Building xtb with CMake works with the following chain of commands: cmake -B build -DCMAKE_BUILD_TYPE=Release -G"MSYS Makefiles" make -C build make -C build test ##all test passed make -C build install

I have test spherand0_XTB.xyz, and it can be run with normal termination of xtb. c:\xtb\bin\xtb.exe spherand0_XTB.xyz -c 0 -u 0 -P 4 --verbose > out.log 2>&1
out.log

awvwgk commented 3 years ago

Thanks for sharing @Yuandq.

For meson this can be done without patching the build files but including -Dfortran_link_args="-static -Wl,--stack=16777216" in the build configuration step. We might include this by default in the meson build files if we detect a Windows build in the future.
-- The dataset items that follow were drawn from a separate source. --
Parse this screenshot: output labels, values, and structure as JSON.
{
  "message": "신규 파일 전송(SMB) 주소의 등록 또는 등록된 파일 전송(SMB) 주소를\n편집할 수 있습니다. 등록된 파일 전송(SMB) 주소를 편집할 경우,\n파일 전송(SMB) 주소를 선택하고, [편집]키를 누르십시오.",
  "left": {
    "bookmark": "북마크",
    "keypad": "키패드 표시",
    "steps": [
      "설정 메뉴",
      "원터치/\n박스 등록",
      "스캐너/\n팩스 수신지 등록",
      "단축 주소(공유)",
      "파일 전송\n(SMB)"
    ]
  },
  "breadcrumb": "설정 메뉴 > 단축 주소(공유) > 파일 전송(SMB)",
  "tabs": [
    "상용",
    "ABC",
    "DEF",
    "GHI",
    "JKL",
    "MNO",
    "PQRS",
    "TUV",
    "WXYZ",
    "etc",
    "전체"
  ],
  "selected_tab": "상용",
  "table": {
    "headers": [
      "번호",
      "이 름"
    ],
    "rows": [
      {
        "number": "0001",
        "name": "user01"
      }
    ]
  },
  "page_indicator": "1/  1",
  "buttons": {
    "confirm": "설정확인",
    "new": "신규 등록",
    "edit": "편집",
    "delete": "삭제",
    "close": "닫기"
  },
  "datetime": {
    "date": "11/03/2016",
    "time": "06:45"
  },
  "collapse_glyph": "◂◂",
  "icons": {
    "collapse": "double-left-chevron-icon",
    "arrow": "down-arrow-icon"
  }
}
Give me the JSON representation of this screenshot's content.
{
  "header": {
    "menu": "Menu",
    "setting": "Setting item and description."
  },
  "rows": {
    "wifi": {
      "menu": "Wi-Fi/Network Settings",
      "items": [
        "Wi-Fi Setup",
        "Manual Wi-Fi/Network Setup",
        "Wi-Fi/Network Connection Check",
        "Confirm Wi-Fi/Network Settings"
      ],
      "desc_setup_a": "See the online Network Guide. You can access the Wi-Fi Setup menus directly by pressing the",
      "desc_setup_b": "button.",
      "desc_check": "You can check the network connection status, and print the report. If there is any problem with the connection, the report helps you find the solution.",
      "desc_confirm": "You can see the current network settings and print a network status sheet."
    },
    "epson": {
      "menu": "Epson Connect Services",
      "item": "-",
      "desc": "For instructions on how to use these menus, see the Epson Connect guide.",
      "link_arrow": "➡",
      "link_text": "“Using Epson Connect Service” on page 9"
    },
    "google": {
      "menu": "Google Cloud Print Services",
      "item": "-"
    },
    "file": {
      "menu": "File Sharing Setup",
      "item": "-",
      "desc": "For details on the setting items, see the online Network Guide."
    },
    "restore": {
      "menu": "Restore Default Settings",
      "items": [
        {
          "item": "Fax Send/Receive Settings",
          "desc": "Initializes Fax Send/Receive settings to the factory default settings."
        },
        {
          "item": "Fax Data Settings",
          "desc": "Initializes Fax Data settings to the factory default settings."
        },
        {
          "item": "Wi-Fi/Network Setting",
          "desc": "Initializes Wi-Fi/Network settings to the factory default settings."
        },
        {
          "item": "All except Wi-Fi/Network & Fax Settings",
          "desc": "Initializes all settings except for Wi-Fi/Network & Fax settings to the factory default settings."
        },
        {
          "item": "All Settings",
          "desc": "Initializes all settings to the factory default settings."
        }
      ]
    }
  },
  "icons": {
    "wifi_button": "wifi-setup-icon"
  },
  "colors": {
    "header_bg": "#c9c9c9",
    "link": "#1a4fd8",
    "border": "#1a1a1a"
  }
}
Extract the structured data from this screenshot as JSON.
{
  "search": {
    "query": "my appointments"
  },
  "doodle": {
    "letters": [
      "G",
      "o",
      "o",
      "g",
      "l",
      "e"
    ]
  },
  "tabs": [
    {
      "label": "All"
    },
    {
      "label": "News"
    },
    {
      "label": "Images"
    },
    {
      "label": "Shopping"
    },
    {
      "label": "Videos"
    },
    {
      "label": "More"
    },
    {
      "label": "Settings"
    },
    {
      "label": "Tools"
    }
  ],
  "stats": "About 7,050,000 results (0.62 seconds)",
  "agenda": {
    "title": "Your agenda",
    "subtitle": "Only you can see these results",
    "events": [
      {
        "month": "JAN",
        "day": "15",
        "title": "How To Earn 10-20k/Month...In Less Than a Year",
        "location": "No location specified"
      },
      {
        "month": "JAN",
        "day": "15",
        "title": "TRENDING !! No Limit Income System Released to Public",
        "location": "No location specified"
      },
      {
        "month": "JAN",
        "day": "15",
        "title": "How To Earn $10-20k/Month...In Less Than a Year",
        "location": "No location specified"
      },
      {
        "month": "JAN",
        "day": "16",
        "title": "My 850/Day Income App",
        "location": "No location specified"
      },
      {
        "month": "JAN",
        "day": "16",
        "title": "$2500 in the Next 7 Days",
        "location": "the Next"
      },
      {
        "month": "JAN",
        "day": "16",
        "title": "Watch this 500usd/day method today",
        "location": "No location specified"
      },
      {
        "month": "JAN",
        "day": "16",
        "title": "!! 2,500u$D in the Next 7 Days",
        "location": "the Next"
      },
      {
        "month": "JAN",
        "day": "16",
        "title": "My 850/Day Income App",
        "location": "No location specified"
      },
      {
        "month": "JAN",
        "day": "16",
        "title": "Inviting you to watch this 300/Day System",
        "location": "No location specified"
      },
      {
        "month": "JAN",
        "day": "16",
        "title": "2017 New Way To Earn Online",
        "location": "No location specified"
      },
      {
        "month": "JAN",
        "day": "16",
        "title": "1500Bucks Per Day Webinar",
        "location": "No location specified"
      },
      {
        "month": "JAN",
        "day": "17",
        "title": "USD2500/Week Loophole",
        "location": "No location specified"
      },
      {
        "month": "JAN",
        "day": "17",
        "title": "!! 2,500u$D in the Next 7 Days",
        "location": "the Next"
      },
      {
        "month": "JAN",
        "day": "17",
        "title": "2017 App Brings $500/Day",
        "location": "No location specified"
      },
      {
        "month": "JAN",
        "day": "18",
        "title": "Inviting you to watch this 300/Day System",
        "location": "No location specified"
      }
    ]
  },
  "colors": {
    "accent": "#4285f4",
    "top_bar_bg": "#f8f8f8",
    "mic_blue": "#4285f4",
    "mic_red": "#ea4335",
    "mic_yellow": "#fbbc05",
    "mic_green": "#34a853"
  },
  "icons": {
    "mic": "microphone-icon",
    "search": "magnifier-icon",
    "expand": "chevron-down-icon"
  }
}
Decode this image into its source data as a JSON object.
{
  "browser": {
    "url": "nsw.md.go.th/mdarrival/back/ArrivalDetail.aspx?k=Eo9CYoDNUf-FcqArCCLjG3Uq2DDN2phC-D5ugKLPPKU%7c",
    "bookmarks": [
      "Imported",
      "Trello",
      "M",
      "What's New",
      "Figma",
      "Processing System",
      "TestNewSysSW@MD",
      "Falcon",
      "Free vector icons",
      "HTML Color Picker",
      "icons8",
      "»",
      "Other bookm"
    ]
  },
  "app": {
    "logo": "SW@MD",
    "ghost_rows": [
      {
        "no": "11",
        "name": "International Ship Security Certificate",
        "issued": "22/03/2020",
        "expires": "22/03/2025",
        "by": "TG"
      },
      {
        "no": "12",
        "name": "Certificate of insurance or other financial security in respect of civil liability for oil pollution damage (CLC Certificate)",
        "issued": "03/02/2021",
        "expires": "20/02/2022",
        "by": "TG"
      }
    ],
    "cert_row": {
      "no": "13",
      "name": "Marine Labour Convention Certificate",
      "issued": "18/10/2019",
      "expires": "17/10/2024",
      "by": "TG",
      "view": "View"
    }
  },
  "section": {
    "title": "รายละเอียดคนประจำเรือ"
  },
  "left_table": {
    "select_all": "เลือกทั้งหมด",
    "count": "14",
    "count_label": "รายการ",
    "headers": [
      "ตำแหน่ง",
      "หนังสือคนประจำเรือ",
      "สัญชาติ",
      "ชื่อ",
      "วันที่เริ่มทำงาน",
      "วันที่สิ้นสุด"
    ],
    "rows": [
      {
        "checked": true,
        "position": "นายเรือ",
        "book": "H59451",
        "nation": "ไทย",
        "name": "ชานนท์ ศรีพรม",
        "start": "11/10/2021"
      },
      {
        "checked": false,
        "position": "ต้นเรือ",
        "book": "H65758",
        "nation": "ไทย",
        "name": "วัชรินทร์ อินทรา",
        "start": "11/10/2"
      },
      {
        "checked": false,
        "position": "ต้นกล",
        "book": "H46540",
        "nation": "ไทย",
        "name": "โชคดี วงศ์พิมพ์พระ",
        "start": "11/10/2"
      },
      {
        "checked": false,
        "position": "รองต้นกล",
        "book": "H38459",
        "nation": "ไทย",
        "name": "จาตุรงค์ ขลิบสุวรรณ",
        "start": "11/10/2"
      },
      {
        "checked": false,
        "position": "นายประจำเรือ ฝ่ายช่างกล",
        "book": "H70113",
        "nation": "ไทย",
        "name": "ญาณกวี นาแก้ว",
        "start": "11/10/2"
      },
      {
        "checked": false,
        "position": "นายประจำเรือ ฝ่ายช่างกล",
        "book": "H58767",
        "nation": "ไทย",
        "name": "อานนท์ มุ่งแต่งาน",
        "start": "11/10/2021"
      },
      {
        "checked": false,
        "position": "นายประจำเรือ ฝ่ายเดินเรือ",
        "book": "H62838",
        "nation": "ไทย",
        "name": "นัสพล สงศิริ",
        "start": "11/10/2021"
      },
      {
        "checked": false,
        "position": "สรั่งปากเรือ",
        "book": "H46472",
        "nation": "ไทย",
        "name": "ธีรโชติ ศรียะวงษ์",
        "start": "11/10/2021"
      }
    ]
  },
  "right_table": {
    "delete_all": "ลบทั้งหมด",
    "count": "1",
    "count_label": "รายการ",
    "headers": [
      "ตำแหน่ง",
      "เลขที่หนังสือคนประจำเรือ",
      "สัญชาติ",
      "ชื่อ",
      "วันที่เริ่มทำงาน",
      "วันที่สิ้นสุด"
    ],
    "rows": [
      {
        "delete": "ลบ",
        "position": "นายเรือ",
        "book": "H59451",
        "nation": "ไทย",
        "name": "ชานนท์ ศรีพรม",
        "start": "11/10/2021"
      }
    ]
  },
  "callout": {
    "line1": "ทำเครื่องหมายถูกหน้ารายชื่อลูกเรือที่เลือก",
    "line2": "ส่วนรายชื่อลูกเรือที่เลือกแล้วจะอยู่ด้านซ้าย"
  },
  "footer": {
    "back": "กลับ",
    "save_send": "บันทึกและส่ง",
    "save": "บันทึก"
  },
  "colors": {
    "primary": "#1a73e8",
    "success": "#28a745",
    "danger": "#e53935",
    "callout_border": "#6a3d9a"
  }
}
shoubhikraj commented 3 years ago

@Yuandq @awvwgk Thanks for the help! It works now. However, at the end of normal termination, I get this error message:

Note: The following floating-point exceptions are signalling: IEEE_UNDERFLOW_FLAG IEEE_DENORMAL

Is this usual? Or does this mean there are errors in the calculation?

awvwgk commented 3 years ago

Those warnings should be mostly harmless, potential floating point errors are currently handled, but I think the flags are not cleared correctly yet.